Question

When 293 college students are randomly selected and surveyed, it is found that 114 own a car. Construct a 99% confidence interval for the true proportion of all college students who own a car. Round your answer to 3 decimal places.

Answer 1

The 99% confidence interval for the true proportion of all college students who own a car is (0.315, 0.463).

Explanation:

In a sample with a number n of people surveyed with a probability of a success of
`\pi`, and a confidence level of
`1-\alpha`, we have the following confidence interval of proportions.
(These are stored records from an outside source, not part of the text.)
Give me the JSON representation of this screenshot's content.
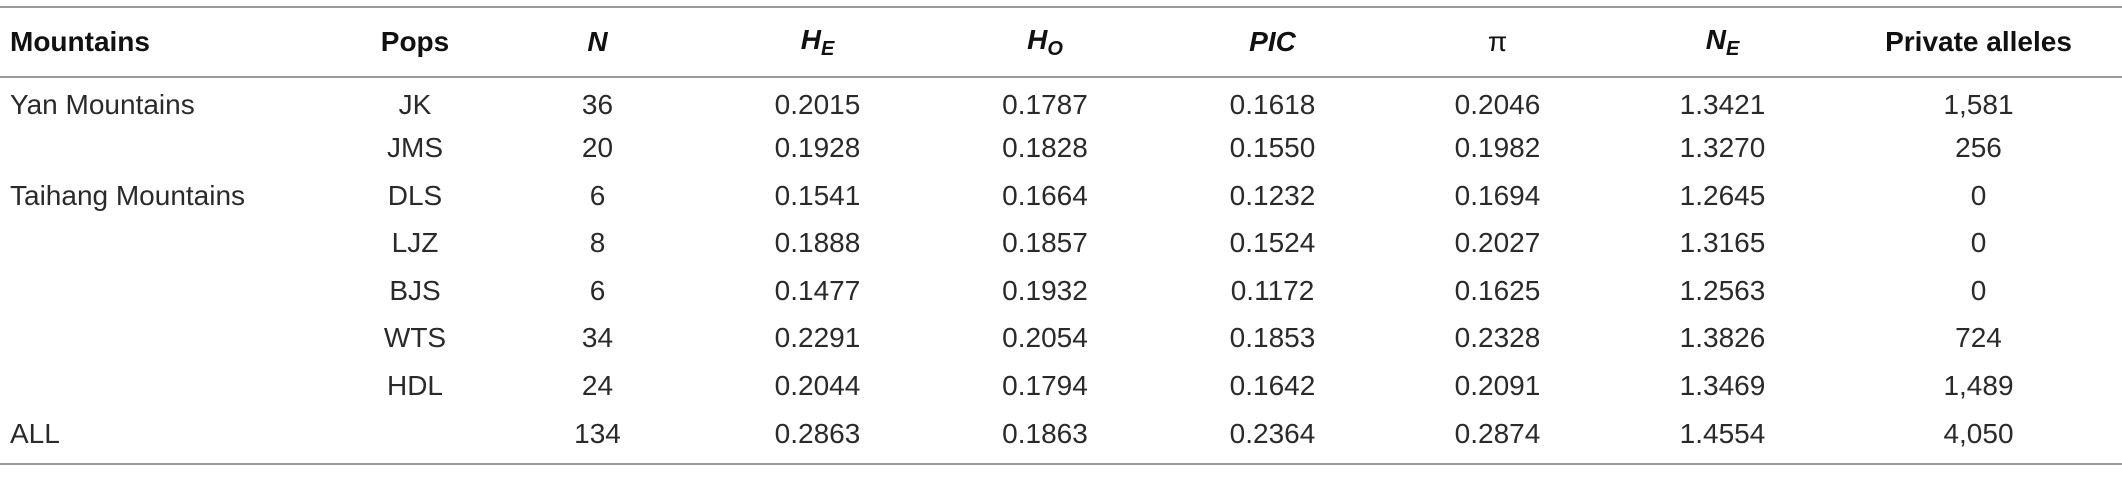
{
  "table": {
    "headers": {
      "mountains": "Mountains",
      "pops": "Pops",
      "n": "N",
      "he_main": "H",
      "he_sub": "E",
      "ho_main": "H",
      "ho_sub": "O",
      "pic": "PIC",
      "pi": "π",
      "ne_main": "N",
      "ne_sub": "E",
      "private": "Private alleles"
    },
    "rows": [
      {
        "mountain": "Yan Mountains",
        "pop": "JK",
        "n": "36",
        "he": "0.2015",
        "ho": "0.1787",
        "pic": "0.1618",
        "pi": "0.2046",
        "ne": "1.3421",
        "private": "1,581"
      },
      {
        "mountain": "",
        "pop": "JMS",
        "n": "20",
        "he": "0.1928",
        "ho": "0.1828",
        "pic": "0.1550",
        "pi": "0.1982",
        "ne": "1.3270",
        "private": "256"
      },
      {
        "mountain": "Taihang Mountains",
        "pop": "DLS",
        "n": "6",
        "he": "0.1541",
        "ho": "0.1664",
        "pic": "0.1232",
        "pi": "0.1694",
        "ne": "1.2645",
        "private": "0"
      },
      {
        "mountain": "",
        "pop": "LJZ",
        "n": "8",
        "he": "0.1888",
        "ho": "0.1857",
        "pic": "0.1524",
        "pi": "0.2027",
        "ne": "1.3165",
        "private": "0"
      },
      {
        "mountain": "",
        "pop": "BJS",
        "n": "6",
        "he": "0.1477",
        "ho": "0.1932",
        "pic": "0.1172",
        "pi": "0.1625",
        "ne": "1.2563",
        "private": "0"
      },
      {
        "mountain": "",
        "pop": "WTS",
        "n": "34",
        "he": "0.2291",
        "ho": "0.2054",
        "pic": "0.1853",
        "pi": "0.2328",
        "ne": "1.3826",
        "private": "724"
      },
      {
        "mountain": "",
        "pop": "HDL",
        "n": "24",
        "he": "0.2044",
        "ho": "0.1794",
        "pic": "0.1642",
        "pi": "0.2091",
        "ne": "1.3469",
        "private": "1,489"
      },
      {
        "mountain": "ALL",
        "pop": "",
        "n": "134",
        "he": "0.2863",
        "ho": "0.1863",
        "pic": "0.2364",
        "pi": "0.2874",
        "ne": "1.4554",
        "private": "4,050"
      }
    ]
  }
}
`\pi \pm z\sqrt{(\pi(1-\pi))/(n)}`

In which

z is the z-score that has a p-value of
`1 - (\alpha)/(2)`.

When 293 college students are randomly selected and surveyed, it is found that 114 own a car.

This means that
`n = 293, \pi = (114)/(293) = 0.389`

99% confidence level

So
`\alpha = 0.01`, z is the value of Z that has a p-value of
`1 - (0.01)/(2) = 0.995`, so
`Z = 2.575`.

The lower limit of this interval is:

`\pi - z\sqrt{(\pi(1-\pi))/(n)} = 0.389 - 2.575\sqrt{(0.389*0.621)/(293)} = 0.315`

The upper limit of this interval is:

`\pi + z\sqrt{(\pi(1-\pi))/(n)} = 0.389 + 2.575\sqrt{(0.389*0.621)/(293)} = 0.463`

The 99% confidence interval for the true proportion of all college students who own a car is (0.315, 0.463).